January 29, 2002

News In Brief

Susan E. Mayer appointed dean of the Graduate School of Public Policy

Susan E. Mayer has been appointed as dean of the Irving B. Harris Graduate School of Public Policy Studies by University president Don Michael Randel. Mayer, who will begin her five-year term on July 1, is an associate professor in the Harris School and the College. She is also a faculty affiliate for the Center for Human Potential and Public Policy at the University.

Mayer is the second dean of the Harris School. She succeeds Robert T. Michael, who served two terms beginning in 1989. During that time, the Harris School has become a leading center for research on public policy.

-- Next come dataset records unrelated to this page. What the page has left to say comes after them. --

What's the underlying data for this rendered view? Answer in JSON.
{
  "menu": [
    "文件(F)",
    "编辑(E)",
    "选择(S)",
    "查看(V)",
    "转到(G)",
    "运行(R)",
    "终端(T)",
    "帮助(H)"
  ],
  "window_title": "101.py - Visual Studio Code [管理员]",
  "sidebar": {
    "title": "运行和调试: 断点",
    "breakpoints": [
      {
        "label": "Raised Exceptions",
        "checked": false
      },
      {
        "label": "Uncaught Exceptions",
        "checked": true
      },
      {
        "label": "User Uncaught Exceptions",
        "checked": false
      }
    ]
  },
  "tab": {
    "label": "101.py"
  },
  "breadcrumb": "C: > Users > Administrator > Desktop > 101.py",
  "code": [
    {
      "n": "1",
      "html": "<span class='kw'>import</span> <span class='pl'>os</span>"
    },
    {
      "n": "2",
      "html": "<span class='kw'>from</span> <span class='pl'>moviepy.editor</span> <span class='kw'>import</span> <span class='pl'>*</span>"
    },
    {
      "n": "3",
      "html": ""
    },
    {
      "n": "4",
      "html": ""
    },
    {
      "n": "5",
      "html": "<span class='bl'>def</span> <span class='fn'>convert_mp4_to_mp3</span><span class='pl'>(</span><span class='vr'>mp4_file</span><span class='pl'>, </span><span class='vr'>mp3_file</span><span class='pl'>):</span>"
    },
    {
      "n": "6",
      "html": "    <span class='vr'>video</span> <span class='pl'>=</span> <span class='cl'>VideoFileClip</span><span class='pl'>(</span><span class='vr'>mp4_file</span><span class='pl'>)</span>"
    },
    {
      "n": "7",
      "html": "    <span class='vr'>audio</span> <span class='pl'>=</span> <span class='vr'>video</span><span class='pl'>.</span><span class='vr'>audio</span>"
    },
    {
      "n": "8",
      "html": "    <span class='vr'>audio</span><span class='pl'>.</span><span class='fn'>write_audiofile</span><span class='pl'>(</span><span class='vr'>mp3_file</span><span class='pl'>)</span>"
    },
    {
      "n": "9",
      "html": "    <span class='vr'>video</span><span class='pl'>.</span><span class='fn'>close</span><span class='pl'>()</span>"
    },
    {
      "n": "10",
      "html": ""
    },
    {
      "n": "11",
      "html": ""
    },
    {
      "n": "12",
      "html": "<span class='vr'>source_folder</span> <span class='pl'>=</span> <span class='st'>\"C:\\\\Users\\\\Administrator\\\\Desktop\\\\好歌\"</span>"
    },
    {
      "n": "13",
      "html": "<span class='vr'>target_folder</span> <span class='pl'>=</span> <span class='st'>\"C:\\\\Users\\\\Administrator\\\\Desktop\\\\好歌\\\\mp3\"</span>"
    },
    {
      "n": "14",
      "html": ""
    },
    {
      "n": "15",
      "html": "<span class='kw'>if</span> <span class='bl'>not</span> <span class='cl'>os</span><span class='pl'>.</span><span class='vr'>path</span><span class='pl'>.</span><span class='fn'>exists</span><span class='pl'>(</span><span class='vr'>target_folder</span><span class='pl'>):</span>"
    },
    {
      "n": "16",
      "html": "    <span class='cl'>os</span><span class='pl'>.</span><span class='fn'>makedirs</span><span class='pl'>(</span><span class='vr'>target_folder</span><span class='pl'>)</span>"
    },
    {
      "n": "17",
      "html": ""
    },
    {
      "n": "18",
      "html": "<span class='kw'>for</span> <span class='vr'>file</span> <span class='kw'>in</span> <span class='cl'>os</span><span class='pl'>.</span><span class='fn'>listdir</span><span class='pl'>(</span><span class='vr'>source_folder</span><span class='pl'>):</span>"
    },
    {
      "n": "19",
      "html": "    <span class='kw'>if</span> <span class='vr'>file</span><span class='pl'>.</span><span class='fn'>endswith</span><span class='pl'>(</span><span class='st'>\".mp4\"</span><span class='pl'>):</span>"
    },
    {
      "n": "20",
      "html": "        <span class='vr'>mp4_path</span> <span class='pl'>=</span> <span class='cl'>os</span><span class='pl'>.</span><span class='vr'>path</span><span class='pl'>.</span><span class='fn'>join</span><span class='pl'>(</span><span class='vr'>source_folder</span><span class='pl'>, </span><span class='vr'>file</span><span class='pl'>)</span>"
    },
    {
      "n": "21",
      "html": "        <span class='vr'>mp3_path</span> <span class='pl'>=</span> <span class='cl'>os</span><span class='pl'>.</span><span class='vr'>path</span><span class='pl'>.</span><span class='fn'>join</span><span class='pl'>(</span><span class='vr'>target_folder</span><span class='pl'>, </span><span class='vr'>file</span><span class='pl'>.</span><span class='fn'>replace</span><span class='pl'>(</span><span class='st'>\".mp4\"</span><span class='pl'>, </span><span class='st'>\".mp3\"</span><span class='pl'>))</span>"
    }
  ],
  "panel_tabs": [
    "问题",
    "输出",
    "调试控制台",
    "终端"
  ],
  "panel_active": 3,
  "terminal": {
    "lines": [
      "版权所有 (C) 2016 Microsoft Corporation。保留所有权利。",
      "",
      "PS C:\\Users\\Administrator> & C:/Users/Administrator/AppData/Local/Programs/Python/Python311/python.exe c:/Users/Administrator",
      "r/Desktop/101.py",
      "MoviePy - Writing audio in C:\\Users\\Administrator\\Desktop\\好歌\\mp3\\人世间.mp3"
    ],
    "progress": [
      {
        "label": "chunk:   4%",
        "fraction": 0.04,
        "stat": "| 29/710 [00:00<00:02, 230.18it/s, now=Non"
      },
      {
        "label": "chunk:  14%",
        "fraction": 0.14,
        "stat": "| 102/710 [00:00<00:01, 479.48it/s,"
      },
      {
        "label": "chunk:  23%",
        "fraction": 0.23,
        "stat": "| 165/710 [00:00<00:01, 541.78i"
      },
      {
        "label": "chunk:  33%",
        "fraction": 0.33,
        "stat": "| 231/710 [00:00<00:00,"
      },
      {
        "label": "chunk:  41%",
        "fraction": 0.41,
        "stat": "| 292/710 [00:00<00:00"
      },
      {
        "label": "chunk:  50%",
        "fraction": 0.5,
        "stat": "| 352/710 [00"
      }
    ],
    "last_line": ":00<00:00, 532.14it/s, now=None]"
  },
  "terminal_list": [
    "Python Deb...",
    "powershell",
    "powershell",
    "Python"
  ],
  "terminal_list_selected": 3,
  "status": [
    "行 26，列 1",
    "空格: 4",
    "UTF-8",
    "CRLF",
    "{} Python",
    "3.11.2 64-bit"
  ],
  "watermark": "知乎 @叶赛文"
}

"Susan Mayer's scholarship and evident passion for the work of the School will certainly make her an effective intellectual leader for the Harris School as well as a vigorous advocate of it with internal and external audiences alike," Randel said.

Mayer is the former director and current deputy director of the Northwestern University / University of Chicago Joint Center for Poverty Research. She was a research associate at the Institute for Policy Studies at Northwestern University before joining the faculty of the Harris School in 1989.

— Simon Shifrin

University Housing Office, Neighborhood Schools Program and Community Service Center move to location in new Parking Structure

The University Housing Office, the Neighborhood Schools Program (NSP), and the Community Service Center (UCSC) are moving their offices to a new space in the parking structure at 5525 S. Ellis Ave. As a result of the move, the Housing Office will be closed from Thursday, Jan. 31 until Monday, Feb. 4.

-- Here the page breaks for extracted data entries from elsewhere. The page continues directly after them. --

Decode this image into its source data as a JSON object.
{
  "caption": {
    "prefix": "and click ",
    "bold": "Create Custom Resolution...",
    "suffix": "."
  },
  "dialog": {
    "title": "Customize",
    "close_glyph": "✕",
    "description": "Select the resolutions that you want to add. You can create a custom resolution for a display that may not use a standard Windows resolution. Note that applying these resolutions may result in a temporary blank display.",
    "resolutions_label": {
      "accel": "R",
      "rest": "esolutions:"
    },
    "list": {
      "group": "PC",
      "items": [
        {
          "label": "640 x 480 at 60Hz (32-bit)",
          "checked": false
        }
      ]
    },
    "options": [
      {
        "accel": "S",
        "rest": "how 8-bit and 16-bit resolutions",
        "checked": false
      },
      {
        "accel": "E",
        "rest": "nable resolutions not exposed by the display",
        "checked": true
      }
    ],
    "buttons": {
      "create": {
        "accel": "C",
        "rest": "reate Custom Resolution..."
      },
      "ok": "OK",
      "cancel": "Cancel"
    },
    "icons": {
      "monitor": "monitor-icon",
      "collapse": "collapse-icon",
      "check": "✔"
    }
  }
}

"Our phone number won't change, and we'll be checking our voicemail those days," said Cheryl Gutman, Director of the University House System. "We're setting up a new computer system, and we need the extra time to do that."

The Housing Office, which is currently located on the second floor of the Administration building, will be upgrading to much larger facilities.

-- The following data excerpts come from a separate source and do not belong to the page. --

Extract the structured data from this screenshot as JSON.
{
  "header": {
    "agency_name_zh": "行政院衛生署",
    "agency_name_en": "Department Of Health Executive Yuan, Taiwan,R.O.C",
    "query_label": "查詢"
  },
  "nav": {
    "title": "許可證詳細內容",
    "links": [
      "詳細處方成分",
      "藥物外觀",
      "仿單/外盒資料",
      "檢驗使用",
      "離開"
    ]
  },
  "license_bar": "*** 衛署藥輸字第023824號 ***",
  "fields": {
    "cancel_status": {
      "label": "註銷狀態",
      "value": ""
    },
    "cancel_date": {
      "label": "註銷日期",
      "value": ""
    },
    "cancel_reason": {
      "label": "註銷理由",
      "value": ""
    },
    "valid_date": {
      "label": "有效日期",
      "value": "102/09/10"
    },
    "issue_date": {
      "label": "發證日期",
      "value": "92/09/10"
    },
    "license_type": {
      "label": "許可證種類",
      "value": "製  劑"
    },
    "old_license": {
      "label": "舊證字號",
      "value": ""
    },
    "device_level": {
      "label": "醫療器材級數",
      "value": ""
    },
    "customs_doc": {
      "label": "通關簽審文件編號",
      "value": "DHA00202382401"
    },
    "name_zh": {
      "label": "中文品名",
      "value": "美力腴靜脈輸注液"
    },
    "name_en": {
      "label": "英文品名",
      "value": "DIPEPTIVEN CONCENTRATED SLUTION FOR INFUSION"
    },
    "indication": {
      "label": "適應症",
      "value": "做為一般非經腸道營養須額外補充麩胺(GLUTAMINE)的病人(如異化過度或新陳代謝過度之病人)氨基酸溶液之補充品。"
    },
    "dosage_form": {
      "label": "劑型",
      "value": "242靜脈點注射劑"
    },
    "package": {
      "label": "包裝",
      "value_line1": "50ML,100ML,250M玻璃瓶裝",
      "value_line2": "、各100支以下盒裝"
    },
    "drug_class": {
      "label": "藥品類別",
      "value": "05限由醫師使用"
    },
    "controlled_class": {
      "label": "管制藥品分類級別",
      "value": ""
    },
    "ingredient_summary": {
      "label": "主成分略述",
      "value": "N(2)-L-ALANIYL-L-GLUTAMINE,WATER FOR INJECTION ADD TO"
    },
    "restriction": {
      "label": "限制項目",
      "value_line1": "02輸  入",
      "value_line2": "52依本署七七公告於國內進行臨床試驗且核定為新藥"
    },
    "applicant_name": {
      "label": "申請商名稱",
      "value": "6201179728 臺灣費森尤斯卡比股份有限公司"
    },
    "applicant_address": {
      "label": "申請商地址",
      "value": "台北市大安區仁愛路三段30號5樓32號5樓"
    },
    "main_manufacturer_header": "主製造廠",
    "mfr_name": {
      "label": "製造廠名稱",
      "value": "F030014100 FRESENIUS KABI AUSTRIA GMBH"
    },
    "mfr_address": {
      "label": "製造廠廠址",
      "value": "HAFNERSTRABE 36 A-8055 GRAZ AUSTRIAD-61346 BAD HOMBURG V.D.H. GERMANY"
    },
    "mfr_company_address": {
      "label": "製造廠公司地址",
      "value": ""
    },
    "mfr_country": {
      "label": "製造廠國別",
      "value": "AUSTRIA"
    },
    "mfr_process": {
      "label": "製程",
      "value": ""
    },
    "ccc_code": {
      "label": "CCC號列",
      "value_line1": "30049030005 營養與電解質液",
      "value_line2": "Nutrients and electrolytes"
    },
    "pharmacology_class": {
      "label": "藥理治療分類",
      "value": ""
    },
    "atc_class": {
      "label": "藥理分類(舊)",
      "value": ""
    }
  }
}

"It's bigger than our current space," Gutman said. "One of our employees who's been with us for a year and a half currently has no office or phone. The new facilities will definitely suit our needs better."

NSP and UCSC moved into their new space last week. The two offices are together in one location so as to enable greater cooperation between the two.

"It was felt that benefits would result from bringing together units of the University that deal in outreach to the community," said Duel Richardson, director of neighborhood relations and education.

— Carolina Bolado

U of C graduate appointed president of the Central Bank of Argentina

Respected international economist Mario Blejer, who earned two degrees from the University of Chicago's economics department, was chosen to be president of the Central Bank of Argentina last Friday.

Argentine president Eduardo Duhaldo appointed Blejer to fill the spot vacated by Roque Maccarone, who resigned after criticism that he had done little to help the partial freeze on Argentinean bank accounts. The freeze on capital flow six weeks ago has left many locals without money for things such as food and regular household expenses.

Blejer previously worked with the International Monetary Fund as a senior advisor in the monetary and exchange affairs department. Since 1996, he has also been a professor of economics at Hebrew University in Jerusalem, and is the author of 17 books and monographs, including Economic Liberalization and Stabilization Policies in Argentina, Chile, and Uruguay: The Monetary Approach to the Balance of Payments, a work published in 1983.

He earned his M.A. from the economics department in 1973 and his Ph.D. in 1975.

According to analysts from The Wall Street Journal, the reputation of the economics department and its devotion to free market economics were the primary reasons for appointing Blejer to the post.

As Central Bank president, Blejer will attempt to halt the continued devaluation of the peso, which traded at 2.15 to the dollar as of January 17. He will attempt to control the Argentinean money supply. Until the January 6 decision to devaluate the currency, the central bank had no control over circulation, and the peso was trading with the dollar at a one-to-one rate. Recently, the peso has been trading on complex foreign exchange markets. The peso's rapid devaluation has been the subject of recurrent rioting and social unrest in the country.